To make his crossing he would have to complete at least four six-hour swims. “Your first six hour swim can be quite gruelling, it’s long; it’s boring. You aren’t sure how to break it down. But after a few marathon swims you come up with ways to keep your mind occupied, whether it’s keeping up with the person in front or just trying for speed to get to the next marker quicker.” James also jokes that he passes the time judging each stroke and getting stoked when he pulls a good one.

“It feels like you could almost touch it but it’s still three or four miles away.”

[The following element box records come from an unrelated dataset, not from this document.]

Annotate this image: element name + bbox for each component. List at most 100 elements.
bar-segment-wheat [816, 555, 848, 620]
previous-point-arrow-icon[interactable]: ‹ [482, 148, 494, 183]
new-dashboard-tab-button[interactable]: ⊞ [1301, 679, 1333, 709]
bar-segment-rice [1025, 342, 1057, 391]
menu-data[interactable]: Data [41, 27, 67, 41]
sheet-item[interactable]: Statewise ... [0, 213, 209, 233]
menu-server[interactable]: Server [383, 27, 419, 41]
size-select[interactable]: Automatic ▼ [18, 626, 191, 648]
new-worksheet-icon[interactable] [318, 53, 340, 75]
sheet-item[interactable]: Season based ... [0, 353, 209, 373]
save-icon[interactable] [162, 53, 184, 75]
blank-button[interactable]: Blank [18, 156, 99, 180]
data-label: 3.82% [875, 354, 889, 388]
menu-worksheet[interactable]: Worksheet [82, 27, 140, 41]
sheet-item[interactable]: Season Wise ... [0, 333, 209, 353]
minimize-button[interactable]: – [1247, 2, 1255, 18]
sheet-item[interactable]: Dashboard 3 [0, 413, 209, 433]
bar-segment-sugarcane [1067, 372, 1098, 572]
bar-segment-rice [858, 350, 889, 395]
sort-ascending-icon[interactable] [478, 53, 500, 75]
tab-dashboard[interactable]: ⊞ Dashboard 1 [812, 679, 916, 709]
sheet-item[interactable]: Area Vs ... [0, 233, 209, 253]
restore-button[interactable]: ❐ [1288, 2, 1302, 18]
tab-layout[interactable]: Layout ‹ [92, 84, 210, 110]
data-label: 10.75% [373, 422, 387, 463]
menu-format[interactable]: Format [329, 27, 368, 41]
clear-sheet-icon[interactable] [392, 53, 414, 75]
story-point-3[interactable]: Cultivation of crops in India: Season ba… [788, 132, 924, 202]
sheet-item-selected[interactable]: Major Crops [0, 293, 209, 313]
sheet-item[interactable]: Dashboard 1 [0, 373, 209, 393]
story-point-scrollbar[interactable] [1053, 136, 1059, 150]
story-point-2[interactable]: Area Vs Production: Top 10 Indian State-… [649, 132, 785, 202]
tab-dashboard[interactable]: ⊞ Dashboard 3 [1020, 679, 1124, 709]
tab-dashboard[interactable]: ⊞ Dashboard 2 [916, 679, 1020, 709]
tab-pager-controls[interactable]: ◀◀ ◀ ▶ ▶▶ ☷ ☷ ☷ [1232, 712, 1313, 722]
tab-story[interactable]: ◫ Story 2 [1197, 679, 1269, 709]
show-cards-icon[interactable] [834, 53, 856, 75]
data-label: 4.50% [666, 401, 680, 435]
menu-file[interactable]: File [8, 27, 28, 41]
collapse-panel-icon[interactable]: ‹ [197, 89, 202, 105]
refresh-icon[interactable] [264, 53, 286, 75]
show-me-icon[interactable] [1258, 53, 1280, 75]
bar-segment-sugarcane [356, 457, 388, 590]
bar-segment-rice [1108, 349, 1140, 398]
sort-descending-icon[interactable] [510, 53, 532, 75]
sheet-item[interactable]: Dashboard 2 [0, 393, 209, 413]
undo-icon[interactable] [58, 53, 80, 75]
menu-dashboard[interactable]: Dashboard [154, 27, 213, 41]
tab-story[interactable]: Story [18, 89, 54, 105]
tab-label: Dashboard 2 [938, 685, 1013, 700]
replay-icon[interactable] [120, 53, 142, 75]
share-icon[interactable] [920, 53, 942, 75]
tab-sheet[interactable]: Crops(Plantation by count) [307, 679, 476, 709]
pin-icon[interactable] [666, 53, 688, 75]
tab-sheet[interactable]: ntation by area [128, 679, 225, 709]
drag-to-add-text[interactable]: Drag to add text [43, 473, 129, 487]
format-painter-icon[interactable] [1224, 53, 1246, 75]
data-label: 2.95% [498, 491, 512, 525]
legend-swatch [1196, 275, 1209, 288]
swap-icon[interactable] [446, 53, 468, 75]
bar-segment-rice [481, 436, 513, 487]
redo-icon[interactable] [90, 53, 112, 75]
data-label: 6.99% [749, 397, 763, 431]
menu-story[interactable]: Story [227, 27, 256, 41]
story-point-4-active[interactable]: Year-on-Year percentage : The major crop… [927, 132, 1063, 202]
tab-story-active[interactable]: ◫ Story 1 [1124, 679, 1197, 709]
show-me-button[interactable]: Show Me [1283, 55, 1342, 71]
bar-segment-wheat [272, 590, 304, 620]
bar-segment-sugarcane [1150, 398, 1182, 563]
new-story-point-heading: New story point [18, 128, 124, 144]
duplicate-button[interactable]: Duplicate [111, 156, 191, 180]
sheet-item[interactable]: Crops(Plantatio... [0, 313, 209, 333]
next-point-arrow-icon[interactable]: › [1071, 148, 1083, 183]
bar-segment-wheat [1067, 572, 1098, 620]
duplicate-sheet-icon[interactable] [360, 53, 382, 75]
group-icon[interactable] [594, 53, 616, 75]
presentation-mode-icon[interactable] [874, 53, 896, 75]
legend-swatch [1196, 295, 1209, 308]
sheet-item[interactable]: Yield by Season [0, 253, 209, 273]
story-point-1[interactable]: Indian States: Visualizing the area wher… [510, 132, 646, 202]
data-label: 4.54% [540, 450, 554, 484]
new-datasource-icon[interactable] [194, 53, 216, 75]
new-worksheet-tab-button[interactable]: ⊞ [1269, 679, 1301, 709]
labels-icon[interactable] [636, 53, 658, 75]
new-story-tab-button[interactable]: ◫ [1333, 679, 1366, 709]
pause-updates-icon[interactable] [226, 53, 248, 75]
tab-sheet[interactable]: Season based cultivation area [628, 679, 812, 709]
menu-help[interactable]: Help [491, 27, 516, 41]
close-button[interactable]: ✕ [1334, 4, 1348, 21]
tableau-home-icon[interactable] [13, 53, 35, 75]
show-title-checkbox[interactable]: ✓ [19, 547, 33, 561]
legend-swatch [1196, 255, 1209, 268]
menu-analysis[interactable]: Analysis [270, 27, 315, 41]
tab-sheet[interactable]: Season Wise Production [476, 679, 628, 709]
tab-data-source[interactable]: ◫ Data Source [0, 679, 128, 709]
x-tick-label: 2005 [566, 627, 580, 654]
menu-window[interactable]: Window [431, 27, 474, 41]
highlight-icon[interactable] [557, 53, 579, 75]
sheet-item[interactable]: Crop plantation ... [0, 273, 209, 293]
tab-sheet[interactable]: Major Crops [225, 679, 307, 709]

Cap Gris Nez and its lighthouse is the target for all Channel swimmers but even as it comes into view they must fight fatigue and raging tides to reach the shore. “It is deceptive because you are so exhausted,” explains James. “It feels like you could almost touch it but it’s still three or four miles away.”

On James’s early record attempt he narrowly missed the final tide change off the Cap and rather than beaching in under 10 hours, as was predicted, he had to endure 13 hours and 13 minutes of 9 degrees water before making landfall. “I remember asking: ‘Is this my last feed?’ and someone was like ‘NO’. It gets tough towards the end. Like a long journey, you’ve just got a sweaty bum and you want to get out,” he jokes.

He set a new record for the latest Channel crossing on November 3rd, 2016, in 11hours 38minutes, breaking a record last set by Mike Reed in 1979: “Reaching land knowing you’ve made, it is like: ‘Wow thank god it’s over,’ but it took me three months to get back into enjoying swimming again,” explains James. He’s already doing pool work for his next mission, but hasn’t been in the sea since November 3rd. “The thing is if I don’t have a new challenge I go off the rails and lose motivation to swim.”

The zenith of a marathon swimmers career is completing the Ocean’s Seven challenge, a wet version of the Seven Summit mountaineering Challenge. Traditionally it includes the North Channel between Ireland and England, the English Channel, the Cook Straits, the Straits of Gibraltar, Tsugaru Strait and Molokai Channel in Hawaii and the Catalina Channel.

James already has two of these boxes ticked but his view of what makes endurance swimming a challenge is an idea very much of his own making. “I think I have three or four more marathons left in me,” said James after receiving a host of awards at the end of season gala dinner of the Channel Swimming Association in Dover. “Its not the Ocean Seven that I’m after, it’s my seven.”